Annual day celebrates ‘independence’ for wheelchair-users

A disabled campaigner is hoping disabled people in the UK and around the world will use an annual day to celebrate the independence provided by their wheelchair.

Steve Wilkinson launched International Wheelchair Day five years ago, and although it has yet to take off in the UK, there were events last year in both Nepal and Australia.

He wants wheelchair-users to mark the day – 1 March – in their own way, either through an organised event or a small personal celebration of “the positive impact a wheelchair has had in their lives”.

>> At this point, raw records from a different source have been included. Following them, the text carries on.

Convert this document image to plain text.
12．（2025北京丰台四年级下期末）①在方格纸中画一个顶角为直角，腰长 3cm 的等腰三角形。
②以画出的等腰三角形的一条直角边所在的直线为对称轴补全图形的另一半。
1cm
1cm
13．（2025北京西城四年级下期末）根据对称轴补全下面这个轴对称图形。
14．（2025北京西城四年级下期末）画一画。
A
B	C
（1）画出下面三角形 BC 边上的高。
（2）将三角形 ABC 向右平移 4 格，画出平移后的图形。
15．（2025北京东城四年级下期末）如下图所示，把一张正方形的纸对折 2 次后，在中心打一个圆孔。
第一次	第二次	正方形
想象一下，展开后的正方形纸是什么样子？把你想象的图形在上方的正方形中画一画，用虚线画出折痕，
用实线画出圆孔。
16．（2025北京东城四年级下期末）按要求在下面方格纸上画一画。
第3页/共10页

IWD also aims to raise awareness of the access challenges still facing wheelchair-users, and focus on the estimated 100 million disabled people worldwide who do not have the wheelchairs they need.

Wilkinson said: “The day is for all wheelchair-users around the world to celebrate what wheelchairs can do for them. A wheelchair gives people the freedom they wouldn’t [otherwise] have.”

For the first few years, he used IWD to blog about wheelchair-related issues, but last year, there was a rally on 1 March of more than 90 wheelchair-users calling for better access in Kathmandu, Nepal, while Wilkinson himself attended an event in Adelaide, South Australia.

This year, there will be another event in Adelaide, due to be opened by Tony Piccolo, South Australia’s minister for disabilities.

And in Cape Town, South Africa, fundraisers will be using IWD to hand over bags full of bread tags – plastic tags used to tie bread bags – that have been collected for the charity Bread Tags for Wheelchairs.

For every 10 kg of bread tags, the charity receives enough money from a recycling company for a new wheelchair.